Review: The Algonquin Round Table New York: A Historical Guide

Review of The Algonquin Round Table New York: A Historical Guide

by Kevin C. Fitzpatrick (LP: Guildford, CT, 2015)

Just when you think you’ve read every good story about The Algonquin Round Table, along comes Kevin Fitzpatrick’s book with a whole host of new ones.

Right from the beginning we have magazine illustrator Neysa McMein acting as Santa Claus for New York’s poor children in 1923. Who knew?

My academic research was about this group and other “salons”—writers who hung out together—of the time period [www.suchfriends.wordpress.com]. But even after 20+ years of reading biographies and giving presentations about them, I learned even more from this thoroughly well-researched and designed book.

I treated myself to reading a chapter each evening with my dinner while on a recent business trip. However, The Algonquin Round Table New York: A Historical Guide is ideally suited for those who like to dip in and out. You can easily start with writers, artists and places you know, and then move on to learn about the ones who are more obscure—composer Deems Taylor, New Yorker poet Frank Sullivan, actress Peggy Wood. There’s a lesson here about the fleeting nature of fame, when so many creative people who were the talk of the town in each morning newspaper in Manhattan are now mostly forgotten.
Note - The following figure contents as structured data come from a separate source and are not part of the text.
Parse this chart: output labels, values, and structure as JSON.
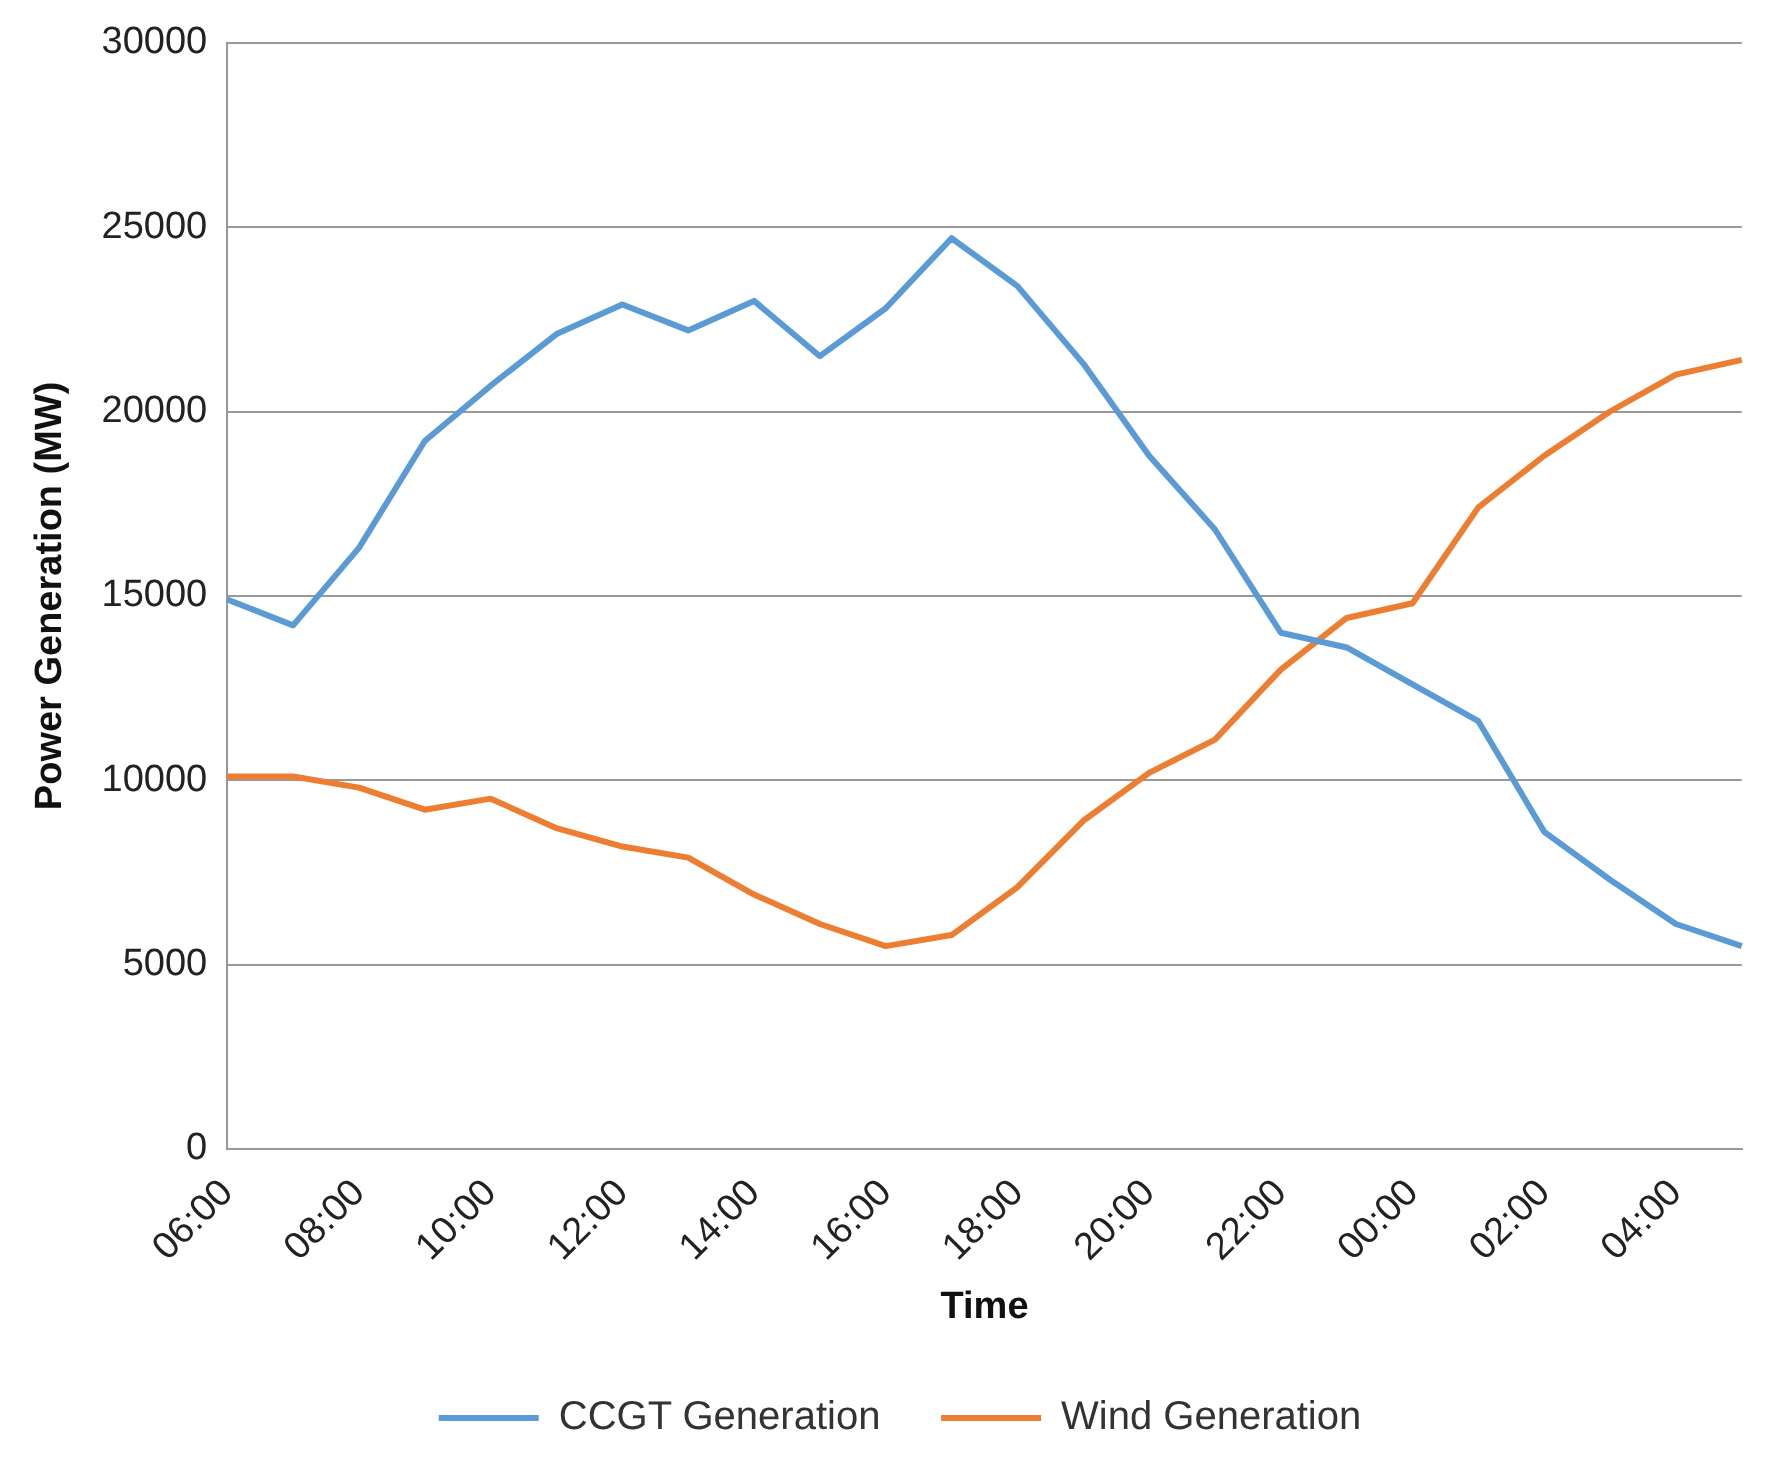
{
  "chart_data": {
    "type": "line",
    "xlabel": "Time",
    "ylabel": "Power Generation (MW)",
    "categories": [
      "06:00",
      null,
      "08:00",
      null,
      "10:00",
      null,
      "12:00",
      null,
      "14:00",
      null,
      "16:00",
      null,
      "18:00",
      null,
      "20:00",
      null,
      "22:00",
      null,
      "00:00",
      null,
      "02:00",
      null,
      "04:00",
      null
    ],
    "series": [
      {
        "name": "CCGT Generation",
        "color": "#5b9bd5",
        "values": [
          14900,
          14200,
          16300,
          19200,
          20700,
          22100,
          22900,
          22200,
          23000,
          21500,
          22800,
          24700,
          23400,
          21300,
          18800,
          16800,
          14000,
          13600,
          12600,
          11600,
          8600,
          7300,
          6100,
          5500
        ]
      },
      {
        "name": "Wind Generation",
        "color": "#ed7d31",
        "values": [
          10100,
          10100,
          9800,
          9200,
          9500,
          8700,
          8200,
          7900,
          6900,
          6100,
          5500,
          5800,
          7100,
          8900,
          10200,
          11100,
          13000,
          14400,
          14800,
          17400,
          18800,
          20000,
          21000,
          21400
        ]
      }
    ],
    "ylim": [
      0,
      30000
    ],
    "yticks": [
      0,
      5000,
      10000,
      15000,
      20000,
      25000,
      30000
    ],
    "grid": "y",
    "legend": "bottom",
    "marker": "none",
    "line_style": "solid"
  }
}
But not by Kevin!

This book would serve as an excellent companion for a solo walking tour around Manhattan. Kevin has put all his knowledge of the geography and architecture of the city in here including specific addresses for any venue the group members lived in or even visited. If you’re not able to go along on one of his official walking tours, this book is the next best thing.

So treat yourself to a good old-fashioned hardback copy, and start dipping into the fabulous stories of these ‘such friends.’